Auto-tools/Projects/Lifeguard

Goals

Lifeguard will be a library used to manage a pool of devices, primarily those in use by buildbot for running mobile/B2G unittests. Lifeguard will track the status of all devices registered with it, attempt to recover devices that go offline, and respond to requests for a device by "checking out" a known good device and returning its identifier to the requester.

Non-Goals

Lifeguard will not be responsible for flashing or installing builds on target devices.

Design

TBD, but Autophone provides some of this already, so probably is a good place to start.

Requirements

  1. Lifeguard should provide a mechanism for devices to register themselves with it.
  2. Once a device is registered with Lifeguard, it should periodically ping the device to verify that it's still alive.
    1. If the ping fails, Lifeguard should attempt to recover the device by resetting its power up to N times.
    2. If resetting the device fails, Lifeguard should mark the device as offline.
  3. Lifeguard should provide a web UI that users can use to see and change the status of connected devices.
    1. The UI should allow users to set the status of the device (offline or online) and to attempt rebooting or resetting its power.
    2. If a user marks a device as online, Lifeguard should attempt to bring the device online; if it fails, it should return the status to offline.
  4. Lifeguard should provide an API with which remote components can interact with it (via TCP sockets or HTTP), and should include the following:
    1. an API to request a device for testing.
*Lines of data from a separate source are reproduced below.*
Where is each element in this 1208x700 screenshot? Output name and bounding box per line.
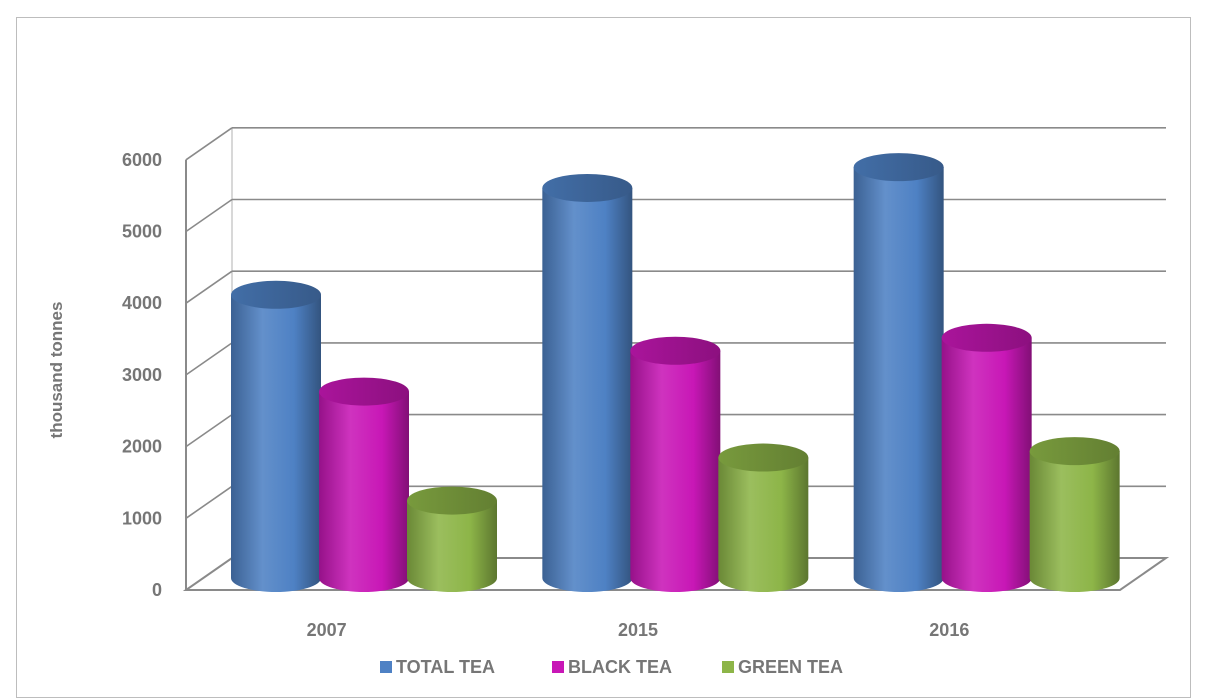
bar-green-tea-2007: [407, 486, 497, 592]
legend: TOTAL TEA BLACK TEA GREEN TEA: [380, 657, 843, 677]
y-tick-label: 0: [152, 580, 162, 600]
bar-top: [1029, 437, 1120, 466]
bar-body: [319, 391, 409, 592]
bar-top: [718, 443, 809, 472]
bar-green-tea-2016: [1029, 437, 1120, 593]
x-category-label: 2016: [929, 620, 969, 640]
bars: [231, 153, 1120, 593]
legend-item-black-tea: BLACK TEA: [552, 657, 672, 677]
bar-top: [853, 153, 944, 182]
bar-total-tea-2016: [853, 153, 944, 593]
y-axis-ticks: 0 1000 2000 3000 4000 5000 6000: [122, 150, 162, 600]
gridline-diagonal: [185, 127, 233, 161]
bar-top: [542, 173, 633, 202]
gridline-diagonal: [185, 485, 233, 519]
bar-top: [231, 280, 321, 309]
bar-body: [1029, 451, 1120, 593]
bar-body: [630, 350, 721, 593]
y-tick-label: 2000: [122, 437, 162, 457]
bar-top: [630, 336, 721, 365]
gridline-diagonal: [185, 413, 233, 448]
bar-body: [941, 337, 1032, 593]
bar-body: [542, 187, 633, 593]
x-axis-categories: 2007 2015 2016: [307, 620, 970, 640]
legend-swatch: [552, 661, 564, 673]
floor: [182, 557, 1170, 591]
bar-body: [231, 294, 321, 592]
legend-label: BLACK TEA: [568, 657, 672, 677]
bar-top: [941, 323, 1032, 352]
bar-black-tea-2016: [941, 323, 1032, 593]
bar-body: [718, 457, 809, 593]
bar-top: [319, 377, 409, 406]
legend-item-total-tea: TOTAL TEA: [380, 657, 495, 677]
y-tick-label: 5000: [122, 222, 162, 242]
gridline-diagonal: [185, 342, 233, 376]
y-axis-title: thousand tonnes: [47, 302, 66, 439]
y-tick-label: 6000: [122, 150, 162, 170]
legend-swatch: [722, 661, 734, 673]
bar-total-tea-2015: [542, 173, 633, 593]
legend-label: TOTAL TEA: [396, 657, 495, 677]
y-tick-label: 3000: [122, 365, 162, 385]
legend-label: GREEN TEA: [738, 657, 843, 677]
y-tick-label: 1000: [122, 508, 162, 528]
x-category-label: 2007: [307, 620, 347, 640]
bar-total-tea-2007: [231, 280, 321, 592]
chart-frame: [16, 17, 1191, 698]
bar-black-tea-2015: [630, 336, 721, 593]
legend-item-green-tea: GREEN TEA: [722, 657, 843, 677]
x-category-label: 2015: [618, 620, 658, 640]
bar-green-tea-2015: [718, 443, 809, 593]
bar-body: [407, 500, 497, 592]
gridline-diagonal: [185, 198, 233, 233]
y-tick-label: 4000: [122, 293, 162, 313]
bar-black-tea-2007: [319, 377, 409, 592]
bar-body: [853, 167, 944, 593]
gridline-diagonal: [185, 270, 233, 304]
legend-swatch: [380, 661, 392, 673]
bar-top: [407, 486, 497, 515]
This API should accept some parameters: processor (armv6 vs armv7), hardware type (panda, ...), and pool (b2g vs mobile). It should return an identifier of a device that it has a valid recent ping, and then mark the status of the device accordingly (e.g., 'checked_out').
    2. an API to return a checked_out device to the pool. This API should accept a device identifier. After being returned to the pool, Lifeguard should reboot the device and verify it is alive, after which the status should be updated to online.
    3. additional APIs needed to support the Web UI above
  5. Lifeguard should scale to handle a large number of devices (several hundred, still TBD)
  6. Lifeguard should have unit tests, that we can run before changes.
  7. Lifeguard should have a staging environment, and integration test that we can run in a live environment.
  8. Lifeguard should maintain a detailed log including, among other things, details on device registrations, device state transitions, and all API requests.